Plantes compagnes

Depuis toujours, les jardiniers ont expérimenté les meilleures associations de plantes ornementales ou potagères afin d'obtenir des récoltes abondantes et de plus beaux massifs. Par son empirisme, ce savoir est riche d'enseignements, de leçons et de promesses.

Les trois sœurs au potager

Dans la région de Toulouse, il est de coutume de faire grimper le fameux haricot grimpant Tarbais, souverain pour la confection du cassoulet, dans les tiges de maïs leur servant alors de support. Ces deux plantes issues d’Amérique du Sud sont, depuis des millénaires dans ces contrées lointaines, associées à un autre légume, la courgette. Dans la pratique on constate que la courgette plantée du côté ensoleillé protège les maïs et haricots de la sécheresse par leur épais couvert de feuilles servant d’ombrage. Bien évidemment, il convient d’attendre que les maïs soient quelque peu développés pour semer les haricots. Notez aussi la substantielle économie de place d’une telle association, efficace dans les petits jardins.

Au nom de la rose

Au pied des rosiers et des fruitiers, il est d’usage de planter de la ciboulette ou de l’ail d’ornement ainsi que des plantes aromatiques diverses et surtout des armoises (Artemisia) pour éviter les attaques de pucerons. Sur le même principe, la sarriette est employée pour éloigner, au printemps, les pucerons noirs de la fève.

Aidez la tomate

Installez, entre les pieds de vos tomates, des œillets d’Inde ou basilics qui sont réputés les garantir contre les attaques de nématodes qui s’en prennent à leurs racines.

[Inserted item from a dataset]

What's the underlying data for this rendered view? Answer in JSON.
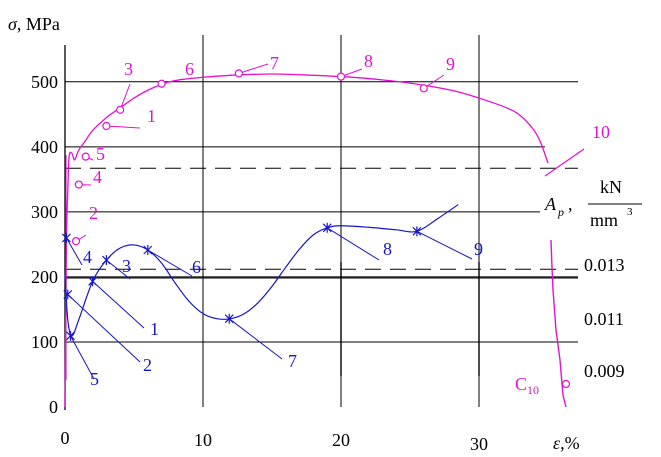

Nul doute qu’ils seraient aussi efficaces contre les anguillules s’en prenant aux grands phlox de nos plates-bandes, si sensibles à ces ravageurs quasi invisibles.

Et la vigne !

Dans les vignobles traditionnels, les paysans avaient coutume de planter, en bout des rangs de vigne, des plants de rosiers. Ainsi, ces derniers servaient d’alarme pour traiter le vignoble contre l’oïdium, les antiques rosiers étant très sensibles à cette maladie cryptogamique. De nos jours, le charme est rompu, car les traitements sont trop souvent l’objet de programmes systématiques.

Superbe piège

Autre technique éprouvée, celle de semer des capucines qui se comportent comme plantes hôtes privilégiées des pucerons noirs, épargnant ainsi les plantes du voisinage des ponctions de sève de ces prédateurs qui transmettent bien souvent, à l’occasion, de pernicieux virus. En serre ou véranda, il n’est pas rare d’être envahi de mouches blanches ou aleurodes qui volettent au moindre contact. Ceux-ci se plaisent tout particulièrement sur les plantes de la famille des solanacées, cousines des pommes de terre, telles que les daturas. Il suffit alors d’importer un petit pied d’ortie en pot qui concentrera la population indésirable. Encapuchonnez ensuite le tout dans un sac plastique puis débarrassez-vous de l’ensemble.

Cache-misère

Au jardin d’ornement, de nombreux rosiers grimpants montrent une base dégarnie et bien peu esthétique. Rien de plus facile alors pour masquer les branches basses que d’y palisser une clématite semi-herbacée, qui grimpe peu, mais demande à être guidée. Il en est ainsi de Clematis jouiniana ‘Mrs. Robert Brydon’ , Clematis heracleifolia ‘Wyevale’ ou encore de l’hybride ‘Inspiration’ à fleurs roses.

Attirer les chasseurs impénitents

Les ombellifères sont efficaces pour attirer, avec leurs fleurs plates en terrains d’atterrissage parfaits, de nombreux insectes. Il suffit d’observer les inflorescences de l’aneth, des ammi, du fenouil… pour s’en convaincre. De fait, ce sont des plantes précieuses pour attirer les insectes prédateurs de leurs congénères nuisibles. De plus, ces plantes très graphiques mettent admirablement en valeur de nombreuses autres et apporteront ainsi quelque légèreté dans vos massifs.

Vous avez dit légumes ?

Les végétaux de la famille des légumineuses ont la propriété de capter par leurs racines l’azote de l’air. Elles dopent donc ainsi tout naturellement la croissance des autres végétaux voisins ceux-ci avides d’azote. Adoptez, pour ce faire, les genêts dans les bosquets, le Galega ou « rue aux chèvres » dans les mixed-borders, les lotiers dans la rocaille ou encore le joli sainfoin dans les jardins traités au naturel.